O ponto principal diz respeito ao Bankly: o BV vai comprar o controle do braço de serviços financeiros da Méliuz, atribuindo um valor de firma — ou seja, que inclui as dívidas — por R$ 210 milhões. Além disso, o banco também adquiriu uma fatia de 3,85% da empresa de cashback, pagando R$ 1,50 por ação.
Vale lembrar que a Méliuz vinha estudando a possibilidade de abrir o capital do Bankly na bolsa, já tendo, inclusive, feito o pedido de registro de companhia aberta categoria 'A' da subsidiária — a ideia era fazer a listagem no Novo Mercado da B3, nível mais alto de governança corporativa do mercado brasileiro.
Mas, com a venda para o BV, a Méliuz interrompeu os estudos para a cisão do Bankly. E, como resultado, as partes também chegaram a um acordo comercial: o banco será parceiro da empresa de cashback no oferecimento de serviços financeiros.
O acerto foi bem recebido pelos investidores: as ações CASH3 subiram 3,39% hoje, a R$ 1,22, e destoaram do restante do Ibovespa; o principal índice da bolsa brasileira recuou mais de 3%, começando o ano com o pé esquerdo.

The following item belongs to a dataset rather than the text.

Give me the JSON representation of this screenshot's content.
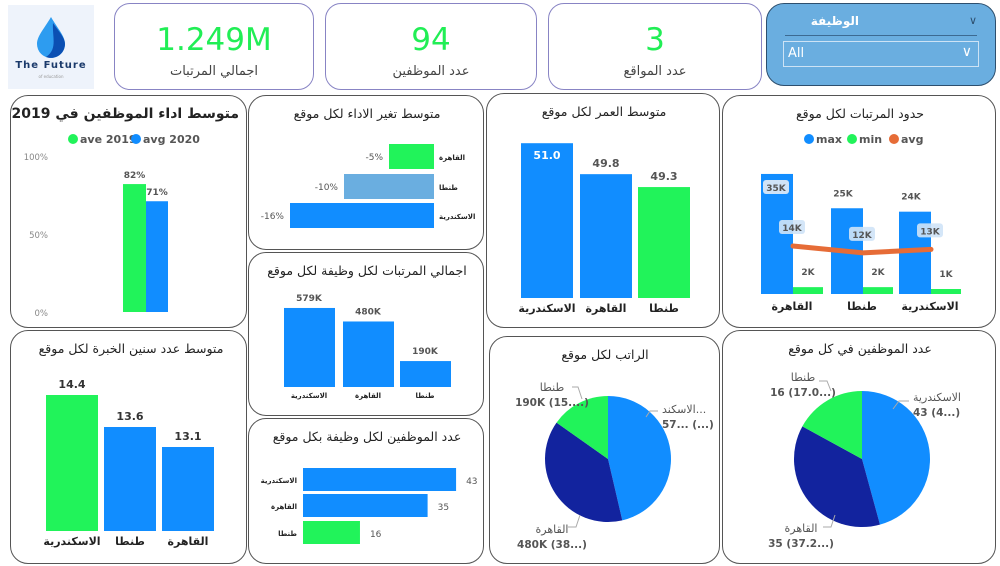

Em linhas gerais, a transação entre Méliuz (CASH3) e banco BV foi elogiada pelo mercado, embora haja pontos de preocupação quanto aos detalhes da parceria. É o caso da XP que, em relatório, destaca que a operação deve acelerar a expansão dos serviços e produtos financeiros da empresa de cashback, mas sem pressionar seu fluxo de caixa.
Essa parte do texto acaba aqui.